Restoration and Rebuilding of Browne Hospital 1870
A report of 1869 stated: The Hospital buildings are in an advanced state of decay and dilapidation and with the exception of a small part are hardly fit for habitation.
There was pressure to completely clear the site which occupies land between Broad Street and North Street and erect new buildings, but local opinion forced a rethink and the current two storey building on Broad Street was retained. James Fowler (known widely as Fowler of Louth) was appointed architect. Fowler was born in Lichfield and trained under Joseph Potter, the Cathedral’s architect. His career spanned the years of the Gothic revival and following his move to Lincolnshire he was active in building or restoring churches, vicarages and public buildings as well as being responsible for designing three alms-houses: Browne’s, Allenby Almhouses in Fotherby and Orme Almhouses in Louth as well as adding buildings to Holy Trinity in Retford and Gospelgate Bedehouses in Louth.
It is therefore not surprising that Fowler should turn to Minton for the tiled floor in the passage between the Common Room and Chapel and to Skidmore of Coventry for the gas fittings and art metalwork.

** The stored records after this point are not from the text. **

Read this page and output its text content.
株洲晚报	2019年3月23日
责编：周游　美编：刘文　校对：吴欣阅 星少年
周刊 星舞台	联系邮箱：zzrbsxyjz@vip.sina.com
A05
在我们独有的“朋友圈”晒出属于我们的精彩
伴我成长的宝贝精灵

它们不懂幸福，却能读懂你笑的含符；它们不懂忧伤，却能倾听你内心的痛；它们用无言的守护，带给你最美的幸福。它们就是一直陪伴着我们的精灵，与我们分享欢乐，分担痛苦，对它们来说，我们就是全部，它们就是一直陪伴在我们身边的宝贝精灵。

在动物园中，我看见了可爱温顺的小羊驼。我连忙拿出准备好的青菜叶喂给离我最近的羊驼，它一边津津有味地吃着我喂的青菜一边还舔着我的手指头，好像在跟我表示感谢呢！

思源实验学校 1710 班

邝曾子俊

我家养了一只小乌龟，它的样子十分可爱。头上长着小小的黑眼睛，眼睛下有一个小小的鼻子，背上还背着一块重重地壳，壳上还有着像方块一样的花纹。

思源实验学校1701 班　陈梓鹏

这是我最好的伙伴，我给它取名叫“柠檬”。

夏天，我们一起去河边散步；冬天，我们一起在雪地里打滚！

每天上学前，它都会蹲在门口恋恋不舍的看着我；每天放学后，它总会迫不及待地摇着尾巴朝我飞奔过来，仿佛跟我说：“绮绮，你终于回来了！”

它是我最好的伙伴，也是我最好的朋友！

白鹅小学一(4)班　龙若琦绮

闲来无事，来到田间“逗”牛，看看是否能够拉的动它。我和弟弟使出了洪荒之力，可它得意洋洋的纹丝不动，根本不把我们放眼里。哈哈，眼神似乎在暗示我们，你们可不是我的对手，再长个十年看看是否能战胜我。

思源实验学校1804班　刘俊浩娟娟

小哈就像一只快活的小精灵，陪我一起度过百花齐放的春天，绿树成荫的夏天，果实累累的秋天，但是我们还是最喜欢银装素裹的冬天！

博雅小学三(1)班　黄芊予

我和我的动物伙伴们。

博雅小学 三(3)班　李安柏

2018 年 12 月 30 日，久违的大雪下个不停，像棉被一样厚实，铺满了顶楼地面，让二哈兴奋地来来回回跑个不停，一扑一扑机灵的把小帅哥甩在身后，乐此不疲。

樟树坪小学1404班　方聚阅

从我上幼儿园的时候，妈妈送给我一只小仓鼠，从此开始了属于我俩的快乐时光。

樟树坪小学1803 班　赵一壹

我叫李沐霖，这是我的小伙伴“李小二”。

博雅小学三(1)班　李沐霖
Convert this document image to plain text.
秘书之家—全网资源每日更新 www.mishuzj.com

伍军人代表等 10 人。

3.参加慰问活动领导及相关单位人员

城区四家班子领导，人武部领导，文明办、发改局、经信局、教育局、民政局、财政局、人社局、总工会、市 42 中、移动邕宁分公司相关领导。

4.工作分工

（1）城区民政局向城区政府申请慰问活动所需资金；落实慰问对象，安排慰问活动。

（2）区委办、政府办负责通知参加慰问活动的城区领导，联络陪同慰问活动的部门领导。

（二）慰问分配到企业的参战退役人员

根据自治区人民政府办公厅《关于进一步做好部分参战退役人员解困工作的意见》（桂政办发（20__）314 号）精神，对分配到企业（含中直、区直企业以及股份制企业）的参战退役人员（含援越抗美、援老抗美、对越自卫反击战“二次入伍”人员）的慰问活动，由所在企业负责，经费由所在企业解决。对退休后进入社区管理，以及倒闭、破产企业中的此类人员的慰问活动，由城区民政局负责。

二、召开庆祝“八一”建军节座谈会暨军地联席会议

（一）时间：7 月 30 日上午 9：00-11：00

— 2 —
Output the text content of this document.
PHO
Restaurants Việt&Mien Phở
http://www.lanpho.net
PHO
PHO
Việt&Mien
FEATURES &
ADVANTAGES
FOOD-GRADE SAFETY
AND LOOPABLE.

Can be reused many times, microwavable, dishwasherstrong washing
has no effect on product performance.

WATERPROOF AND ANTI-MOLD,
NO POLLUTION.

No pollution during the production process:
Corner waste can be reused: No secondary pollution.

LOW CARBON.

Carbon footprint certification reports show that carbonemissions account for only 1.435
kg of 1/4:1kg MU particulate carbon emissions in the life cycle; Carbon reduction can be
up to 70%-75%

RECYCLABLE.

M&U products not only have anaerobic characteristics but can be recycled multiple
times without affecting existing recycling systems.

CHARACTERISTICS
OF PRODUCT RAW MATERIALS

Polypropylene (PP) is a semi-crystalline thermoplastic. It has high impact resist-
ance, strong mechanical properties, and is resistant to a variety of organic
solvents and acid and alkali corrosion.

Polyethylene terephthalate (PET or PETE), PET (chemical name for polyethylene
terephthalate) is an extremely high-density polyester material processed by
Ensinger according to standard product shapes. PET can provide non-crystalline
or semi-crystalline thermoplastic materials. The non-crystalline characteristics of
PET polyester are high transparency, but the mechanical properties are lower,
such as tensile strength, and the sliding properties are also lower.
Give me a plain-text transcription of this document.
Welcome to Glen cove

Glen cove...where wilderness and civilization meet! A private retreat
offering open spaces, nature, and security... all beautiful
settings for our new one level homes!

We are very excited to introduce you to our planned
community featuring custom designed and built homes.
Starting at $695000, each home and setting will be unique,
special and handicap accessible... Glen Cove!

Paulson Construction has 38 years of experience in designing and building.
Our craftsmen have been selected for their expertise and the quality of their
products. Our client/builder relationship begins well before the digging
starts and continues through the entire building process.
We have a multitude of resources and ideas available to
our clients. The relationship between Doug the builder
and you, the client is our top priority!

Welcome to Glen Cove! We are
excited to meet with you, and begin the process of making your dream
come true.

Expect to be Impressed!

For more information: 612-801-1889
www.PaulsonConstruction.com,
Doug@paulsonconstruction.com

Francis Skidmore took over his father’s firm in 1845 and initially repaired church silverware. But he was soon designing church furnishings and was a pioneer in the gas lighting and heating of churches. He exhibited at the 1851 Great Exhibition and was widely used by George Gilbert Scott for the then fashion of metal screens separating chancels from naves. Of these the best known are the screens at Lichfield (still in place), Hereford (now in the V & A) and Salisbury (parts of which are being rediscovered). One of his largest commissions was the huge fleche on the top of the Albert Memorial in London and the wonderfully intricate metal fencing around that memorial. Sadly his obsessiveness with detail led to bankruptcy and because of the loss of his firm’s records he remains an obscure Victorian innovator and entrepreneur. His gas fittings have largely disappeared but we are fortunate that at Browne’s we have three examples of light fittings adapted for electricity: two in the passage and cloisters and one (lamp standard) on the eastern side of the lawn. Inside we have a rare example of two gas fittings still in place on the balcony of the chapel and a part of another fitting in the Confrater’s Room. A lot of the metal work on the doors of the old building and on the accommodation for the residents is clearly also from the Skidmore Manufactory. A tentative examination of Fowler’s work suggests that he turned to Skidmore when working on other projects in the county.
It somehow seems fitting that in the 19th Century Browne’s Hospital turned to Coventry for work on the alms-houses as William Browne had developed links with it when developing his wool trading business four hundred years previously.